At a terminal command line. After running this, you should see some output in your terminal, ending with a URL that starts with http://127.0.0.1:8888/?token=. Copy this entire URL (including the long string of letters and numbers after token=) to the URL bar of a browser. This should open the Jupyterlab application in your browser. To navigate to the book’s content, use the file navigation bar on the left side of the window. Navigate to the “contents” folder and from there to the folders that contain the different chapters. If you are used to Jupyter notebooks, you might be surprised to see that the notebooks that contain the contents of each chapter are stored as Markdown files (with the .md extension), but worry not: these will run just like .ipynb files, thanks to the jupytext software library. To open them as notebooks right-click on the file name in the file navigation pane and select “open with” and then “notebook”. Once the notebook file opens, you can execute its content by clicking within one of the code cells and pressing shift-enter. This will execute the cell within which you clicked and proceed to the next cell.

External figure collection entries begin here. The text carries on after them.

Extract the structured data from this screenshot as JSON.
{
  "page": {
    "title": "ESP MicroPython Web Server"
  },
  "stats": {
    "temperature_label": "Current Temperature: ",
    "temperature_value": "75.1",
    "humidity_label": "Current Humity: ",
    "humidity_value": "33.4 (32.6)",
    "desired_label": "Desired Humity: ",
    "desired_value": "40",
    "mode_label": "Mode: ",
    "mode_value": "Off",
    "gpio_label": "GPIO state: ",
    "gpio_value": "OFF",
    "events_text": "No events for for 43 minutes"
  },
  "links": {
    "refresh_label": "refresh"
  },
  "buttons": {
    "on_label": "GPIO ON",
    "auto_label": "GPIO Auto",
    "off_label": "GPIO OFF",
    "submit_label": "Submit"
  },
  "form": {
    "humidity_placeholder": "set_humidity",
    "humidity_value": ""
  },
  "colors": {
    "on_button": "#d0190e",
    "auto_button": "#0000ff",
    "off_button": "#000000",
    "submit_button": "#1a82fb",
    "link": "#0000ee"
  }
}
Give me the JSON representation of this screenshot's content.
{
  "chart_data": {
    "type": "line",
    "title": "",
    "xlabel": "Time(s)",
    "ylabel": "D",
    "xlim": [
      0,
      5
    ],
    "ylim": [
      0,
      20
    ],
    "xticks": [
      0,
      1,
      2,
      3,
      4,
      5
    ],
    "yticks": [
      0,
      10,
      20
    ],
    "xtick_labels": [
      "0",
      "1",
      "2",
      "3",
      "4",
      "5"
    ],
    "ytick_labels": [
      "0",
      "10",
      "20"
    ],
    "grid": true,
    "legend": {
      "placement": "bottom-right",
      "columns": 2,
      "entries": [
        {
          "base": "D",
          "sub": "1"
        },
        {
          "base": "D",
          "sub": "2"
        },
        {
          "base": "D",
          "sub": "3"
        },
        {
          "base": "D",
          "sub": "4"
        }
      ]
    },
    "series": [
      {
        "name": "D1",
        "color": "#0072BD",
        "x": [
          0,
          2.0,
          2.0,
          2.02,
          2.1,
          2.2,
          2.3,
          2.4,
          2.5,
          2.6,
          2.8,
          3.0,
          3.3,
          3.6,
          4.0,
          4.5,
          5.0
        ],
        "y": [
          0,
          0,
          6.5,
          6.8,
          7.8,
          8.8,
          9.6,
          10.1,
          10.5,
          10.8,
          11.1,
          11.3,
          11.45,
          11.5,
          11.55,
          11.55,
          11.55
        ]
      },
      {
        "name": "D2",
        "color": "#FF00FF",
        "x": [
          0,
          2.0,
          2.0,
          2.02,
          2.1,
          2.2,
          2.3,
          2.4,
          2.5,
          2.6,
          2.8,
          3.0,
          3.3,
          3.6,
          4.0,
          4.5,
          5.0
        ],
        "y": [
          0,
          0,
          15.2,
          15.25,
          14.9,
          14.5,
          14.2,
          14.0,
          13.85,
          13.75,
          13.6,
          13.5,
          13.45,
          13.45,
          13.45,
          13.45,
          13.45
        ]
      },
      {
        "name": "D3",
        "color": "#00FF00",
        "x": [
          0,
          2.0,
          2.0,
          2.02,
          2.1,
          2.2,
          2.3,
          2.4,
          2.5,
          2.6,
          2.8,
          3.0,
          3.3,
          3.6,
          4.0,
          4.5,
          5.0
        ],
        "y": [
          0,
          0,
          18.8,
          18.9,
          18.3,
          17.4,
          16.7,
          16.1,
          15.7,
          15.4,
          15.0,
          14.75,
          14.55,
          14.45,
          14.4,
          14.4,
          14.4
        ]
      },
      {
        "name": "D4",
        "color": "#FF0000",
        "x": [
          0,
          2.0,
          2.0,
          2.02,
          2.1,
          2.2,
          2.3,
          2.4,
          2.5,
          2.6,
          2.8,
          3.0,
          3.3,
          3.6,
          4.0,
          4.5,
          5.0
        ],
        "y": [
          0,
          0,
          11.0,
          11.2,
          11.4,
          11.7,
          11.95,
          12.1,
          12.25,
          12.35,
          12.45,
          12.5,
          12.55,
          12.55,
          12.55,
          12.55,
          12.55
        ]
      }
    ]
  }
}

Download and run the notebooks

If you would rather download the notebooks (available as .ipynb jupyter notebook files from the download link in the top right of each page of this site) and run them yourself, you will need to install a few software libraries that are used in the code sections. You can download a file with these software requirements at this link. Once downloaded, run:

pip install -r requirements.txt

in a shell/environment of your choice to install these dependencies. Then, you should be able to run each of the notebooks using Jupyter.